Wednesday, October 7, 2009
Everybody Wants Some
The kids came home from school today with no fewer than three requests each for money. The kindergartners are going on their first field trip soon, and each child must pay $10 to go. Then there's the envelopes that came home to put monetary donations in for the upcoming Harvest Festival fundraiser for the school. And a flyer reminding us of the dining for dollars fundraiser at a local restaurant to support our school. Plus there's still the in-progress Fall Fundraiser where we're supposed to be selling things from a catalogue on behalf of each of our kids for the school.
That's a lotta moola.
It's not the teachers' fault, it's not even the school's fault. They've been hit hard by budget cuts, and they've got to make it up somewhere. I get that. But where do we, the parents, draw the line? We (Michael and I) pay . . . an embarrassing amount of property taxes every year (I'll just say that we bought our house at the height of the housing market a few years back, and leave it at that), and every time I write that check, I think, "We're supporting our school with this money." But there's still the guilt when I don't participate in every single school fundraiser (and I don't).

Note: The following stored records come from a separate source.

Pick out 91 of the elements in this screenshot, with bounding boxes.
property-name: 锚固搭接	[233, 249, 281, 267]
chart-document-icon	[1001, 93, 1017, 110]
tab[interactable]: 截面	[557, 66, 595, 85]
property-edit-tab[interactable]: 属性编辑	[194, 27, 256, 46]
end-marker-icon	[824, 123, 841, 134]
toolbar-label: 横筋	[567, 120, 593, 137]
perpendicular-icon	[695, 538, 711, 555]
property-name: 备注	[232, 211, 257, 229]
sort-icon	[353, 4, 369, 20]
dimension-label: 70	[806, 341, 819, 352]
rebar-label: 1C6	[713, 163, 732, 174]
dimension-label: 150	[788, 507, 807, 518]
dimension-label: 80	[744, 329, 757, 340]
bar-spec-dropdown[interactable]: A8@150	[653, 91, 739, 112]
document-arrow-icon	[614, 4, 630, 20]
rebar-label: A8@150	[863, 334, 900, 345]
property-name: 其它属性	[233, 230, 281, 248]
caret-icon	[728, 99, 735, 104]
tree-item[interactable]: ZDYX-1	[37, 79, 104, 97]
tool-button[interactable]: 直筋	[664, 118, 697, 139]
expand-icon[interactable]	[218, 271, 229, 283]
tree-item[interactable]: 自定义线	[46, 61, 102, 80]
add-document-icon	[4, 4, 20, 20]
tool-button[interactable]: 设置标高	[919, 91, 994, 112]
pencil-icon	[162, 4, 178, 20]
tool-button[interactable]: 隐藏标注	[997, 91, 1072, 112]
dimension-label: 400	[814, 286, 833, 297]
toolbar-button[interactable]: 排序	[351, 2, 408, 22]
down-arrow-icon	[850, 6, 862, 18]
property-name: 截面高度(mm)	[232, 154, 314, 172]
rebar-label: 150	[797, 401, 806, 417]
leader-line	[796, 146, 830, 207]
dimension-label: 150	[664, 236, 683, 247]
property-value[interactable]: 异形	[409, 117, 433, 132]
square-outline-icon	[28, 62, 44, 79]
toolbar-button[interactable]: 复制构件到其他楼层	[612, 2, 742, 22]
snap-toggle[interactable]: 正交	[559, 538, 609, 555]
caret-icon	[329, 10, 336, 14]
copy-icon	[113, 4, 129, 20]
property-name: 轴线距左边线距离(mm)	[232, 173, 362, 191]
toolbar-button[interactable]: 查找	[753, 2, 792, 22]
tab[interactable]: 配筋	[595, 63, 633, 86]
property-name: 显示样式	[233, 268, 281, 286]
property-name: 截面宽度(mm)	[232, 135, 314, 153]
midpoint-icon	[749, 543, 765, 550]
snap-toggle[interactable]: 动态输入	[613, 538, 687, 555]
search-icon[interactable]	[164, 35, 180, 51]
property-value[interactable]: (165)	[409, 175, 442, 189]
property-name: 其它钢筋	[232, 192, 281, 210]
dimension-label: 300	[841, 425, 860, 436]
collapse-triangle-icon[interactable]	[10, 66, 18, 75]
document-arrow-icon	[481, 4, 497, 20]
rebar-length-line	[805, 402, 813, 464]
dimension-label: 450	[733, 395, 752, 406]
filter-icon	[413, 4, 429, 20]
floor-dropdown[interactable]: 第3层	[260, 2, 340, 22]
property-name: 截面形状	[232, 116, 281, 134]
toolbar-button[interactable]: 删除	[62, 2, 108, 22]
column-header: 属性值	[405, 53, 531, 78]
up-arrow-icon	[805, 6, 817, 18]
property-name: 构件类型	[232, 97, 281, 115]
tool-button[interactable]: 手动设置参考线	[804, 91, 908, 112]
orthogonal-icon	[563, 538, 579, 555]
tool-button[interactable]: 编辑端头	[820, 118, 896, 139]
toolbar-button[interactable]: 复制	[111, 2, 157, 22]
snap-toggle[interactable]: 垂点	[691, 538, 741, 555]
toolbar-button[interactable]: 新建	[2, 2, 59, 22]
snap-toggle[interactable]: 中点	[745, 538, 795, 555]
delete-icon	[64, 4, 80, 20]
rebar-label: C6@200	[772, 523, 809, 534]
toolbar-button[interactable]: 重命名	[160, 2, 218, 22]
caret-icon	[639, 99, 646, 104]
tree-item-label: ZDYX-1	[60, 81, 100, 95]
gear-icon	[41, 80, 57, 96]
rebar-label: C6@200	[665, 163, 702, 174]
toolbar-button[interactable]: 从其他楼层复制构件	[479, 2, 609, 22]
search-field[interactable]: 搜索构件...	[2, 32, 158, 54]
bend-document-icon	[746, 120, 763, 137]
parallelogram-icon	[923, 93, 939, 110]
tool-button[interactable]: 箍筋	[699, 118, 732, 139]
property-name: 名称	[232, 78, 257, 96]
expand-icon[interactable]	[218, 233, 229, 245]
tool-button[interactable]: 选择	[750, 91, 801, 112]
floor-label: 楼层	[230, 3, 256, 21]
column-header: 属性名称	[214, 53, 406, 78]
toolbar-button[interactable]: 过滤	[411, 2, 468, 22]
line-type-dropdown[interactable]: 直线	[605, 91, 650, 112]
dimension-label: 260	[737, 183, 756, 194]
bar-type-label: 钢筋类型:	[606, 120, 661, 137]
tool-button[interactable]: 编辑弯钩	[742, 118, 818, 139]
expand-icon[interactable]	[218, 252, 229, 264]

And it's not just the school. I can't go to the grocery store anymore without being hit up every single time by someone sitting strategically at the entrance/exit to the store asking for money for the homeless, to keep kids out of gangs, to support the local Boy Scouts, etc. Then there are the people who come to our front door trying to sell things or asking for donations for this and that. And I never give them money, because honestly, how do I know they are who they say they are? How do I know the money is really going to that cause? (I wrote a check to a guy one time who came selling children's books to raise money for a school-sponsored trip to Japan or something; it was a scam - I never got the books and later found out that a few people in my neighborhood had been similarly duped.) I'd much rather donate money to well-known, reputable organizations via mail or internet. But these days I don't donate much to anyone. On the one hand I feel bad, because I know that we have it better than a lot do. Sometimes, when I say no, I get a little bit of hostility in return. "What, you don't want to help kids?" I've been asked. Maybe I look like someone who should be giving a little more? I don't know. In those instances, I want to say, "Hey, you don't know my situation! You don't know that I have six kids and a sick husband! How do you know I don't need help?" But I never say anything, I just keep walking.